Things are a bit different if you're just buying a personal
workstation. In that case, I'd buy a Mac. :)
All that said, if you are building a compute cluster, if you use a
fairly late model Linux, NetBSD, FreeBSD, etc., you can make it work
well. I'm a NetBSD bigot myself, but that is not for reasons that
would impact computational clusters substantially. You can do fine
with any of them if you're doing what is largely number crunching. The
one to pick is the one that you or your admin staff feel most
comfortable about managing -- and most importantly, automating the
management so you don't ever have to log on to 10 or 50 or even 5
boxes to fix something.
A strong recommendation though that I'll bring up here because it is
vaguely OS related -- do NOT use more threads than processors in your
app if you know what is good for you. Thread context switching is NOT
instant, and you do not want to burn up good computation cycles on
useless thread switching. If you have one processor machines in your
cluster, stick to one computing process/thread on it. If you have dual
processor boxes, one process with two threads or two processes with
one thread make fine sense, but 40 would not be a good use of your
cycles. If you need to talk to 60 TCP sockets to share data between
boxes, use event driven code, not 60 threads, if you want performance.
A final recommendation about buying stuff.
If you are buying one workstation for yourself, buy a Mac.
If you are buying just a couple of compute servers to run an open
source Unix, buy Dell -- for whatever reason, their prices are now
totally insanely below what I can manage anywhere else in low
quantities -- but be careful about which of the "small business" and
"academic" discounts are lower at the moment. Often the academic price
is insanely high for no obvious reason.
If you are buying 50 and especially 500 machines, either spec and buy
parts and assemble the things, or spec the parts and work with a
reputable white box manufacturer to get them built for you. For large
clusters, you want to get *exactly* what you want. You especially
don't want to find out months down the line that half the machines are
subtly different from the other half. Also, for large clusters, the
maint. contracts you can get with things like Dells are useless
expenses -- just buy spare machines and spare parts, they're cheaper
-- and keep in mind that these days, the biggest single limiting
factor you'll get in the average machine room for a large cluster is
getting enough power in and enough heat out.

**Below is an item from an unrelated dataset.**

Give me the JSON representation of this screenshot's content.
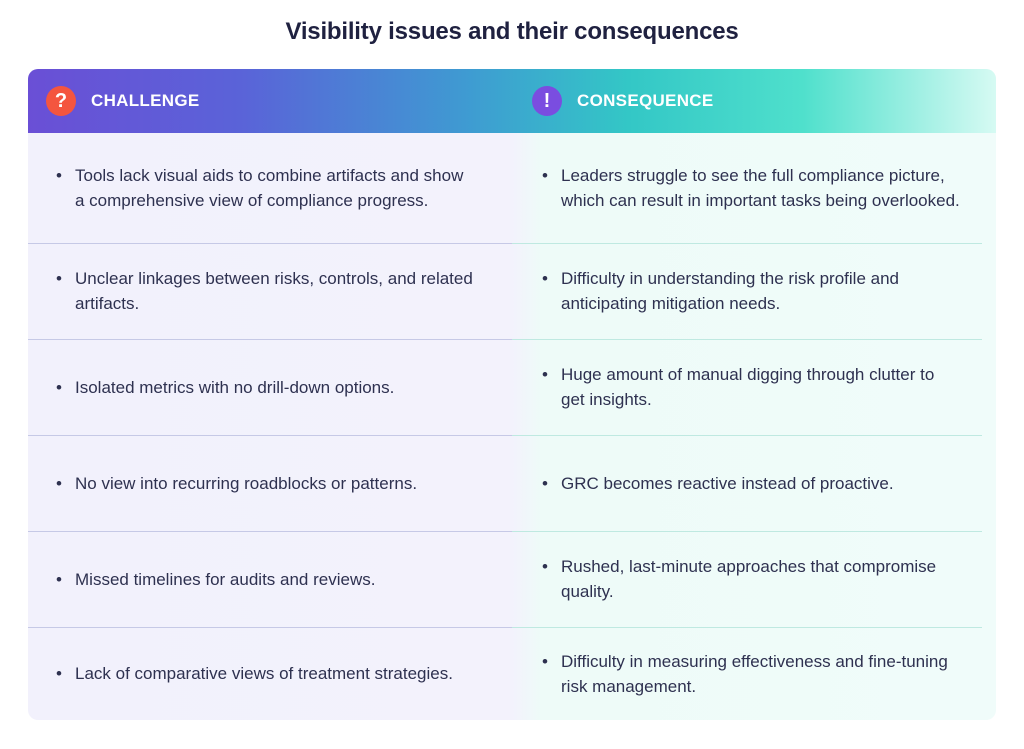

For truly huge clusters, you can start doing truly odd things to get
better price/performance. Google does a couple of rather radical
things -- for example they don't put their machines in real cases (it
would cost more money and would lower the rate at which their racks
can extract heat from the systems, not to mention that it slows down
getting at the machines). You don't have to go that far, but even in
smaller clusters thinking about mechanics can help. Nylon thumb screws
instead of metal screws make getting stuff in and out faster. Velcro
wraps instead of nylon tie wraps can make it far easier to pull things
in and out. Properly planning your cabling (and labeling it!) so you
can be sure that the connectors on the ethernet switch systematically
correspond to the machines in the rack yields surprising benefits. Oh,
and always remember, automate everything in the systems administration
you can possibly automate.